Hohe Arbeitslosigkeit, niedrige Löhne und Einkommensarmut sind noch bedrückender, wenn sie von einer schrittweisen öffentlichen Verarmung begleitet werden. Das ist die gegenwärtige Tendenz. Die Fixierung auf einen ausgeglichenen Haushalt, verbunden mit einer ebenso starken Obsession für Steuersenkungen für Unternehmen und die Finanzwelt, setzten die öffentlichen Haushalte unter Druck und führten zu radikalen Kürzungen der Ausgaben. Der Löwenanteil dieser Kürzungen fiel auf die Sozialausgaben: Arbeitslosengeld und Krankengeld, Kinderbetreuung und kommunale Wohlfahrt, das gesamte Netzwerk sozialer Dienstleistungen, von dem die sozial Schwachen und die Armen zu einem großen Teil abhängen. Die Kürzungen und Verschärfungen der Zugangsbedingungen für Sozialleistungen dienen dazu, die Arbeitslosigkeit zu reduzieren, ohne die öffentlichen Ausgaben zu erhöhen. Die Infrastruktur, wie zum Beispiel der öffentliche Transport und die Bildung, wurde ebenso zum Ziel von Einschränkungen und Kürzungen, während andere Einrichtungen, wie zum Beispiel die Wasser- und Energieversorgung sowie soziale Dienstleistungen, privatisiert wurden. Ausschließliches Ziel war die Kostensenkung, während die Qualität von Infrastruktur und Dienstleistungen unverändert blieb. Die Ausgaben für öffentliche Bildung und kulturelle Einrichtungen werden gekürzt, während private und teuere Schulen unterstützt und subventioniert werden. Dies alles trägt zu einer kulturellen Spaltung bei, die den Dualismus der zukünftigen Wissensökonomie verschärft.

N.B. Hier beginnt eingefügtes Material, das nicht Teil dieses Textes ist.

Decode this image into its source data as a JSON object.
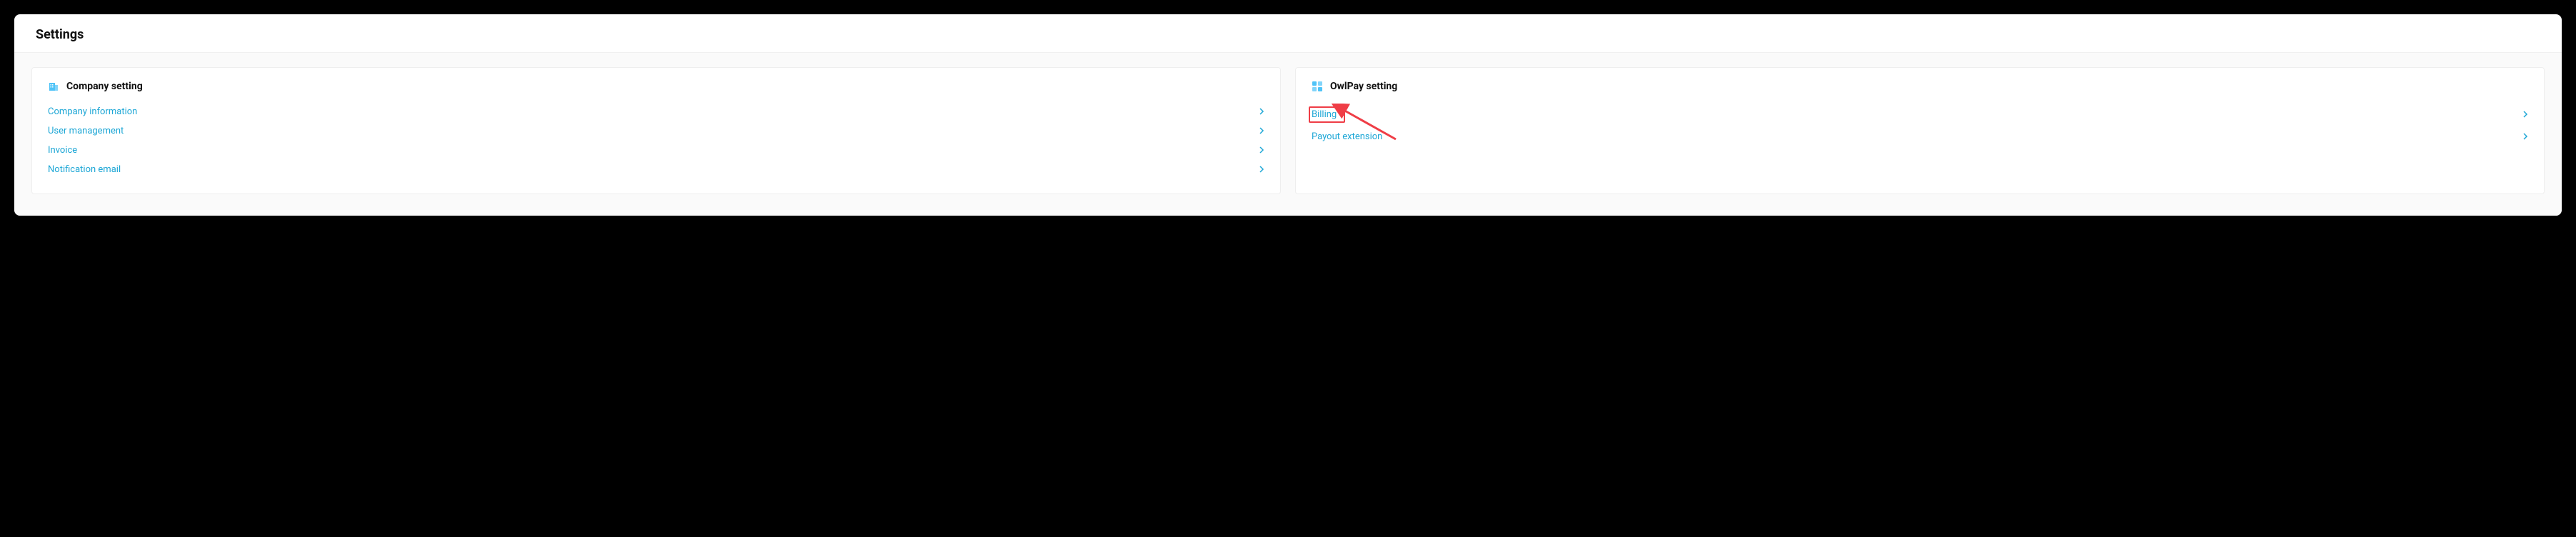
{
  "page": {
    "title": "Settings"
  },
  "companyCard": {
    "title": "Company setting",
    "items": [
      {
        "label": "Company information"
      },
      {
        "label": "User management"
      },
      {
        "label": "Invoice"
      },
      {
        "label": "Notification email"
      }
    ]
  },
  "owlpayCard": {
    "title": "OwlPay setting",
    "items": [
      {
        "label": "Billing",
        "highlighted": true
      },
      {
        "label": "Payout extension"
      }
    ]
  },
  "colors": {
    "link": "#1ea7d6",
    "annotation": "#ef3d46"
  }
}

Regionale Ungleichheiten: Auch wenn sich die Einkommensunterschiede pro Kopf zwischen den Mitgliedsländern der EU leicht verringert haben, bleiben sie auf regionaler Ebene unverändert. Regionale Disparitäten bei den Arbeitslosenquoten nahmen in den letzten 15 Jahren sogar zu. Die Strukturpolitik der EU war nicht effektiv genug und ist der Herausforderung, regionale Unterschiede auszugleichen, nicht gerecht geworden. Die geplante Verminderung der Mittel für solche Maßnahmen läuft Gefahr, die Situation noch weiter zu verschlechtern.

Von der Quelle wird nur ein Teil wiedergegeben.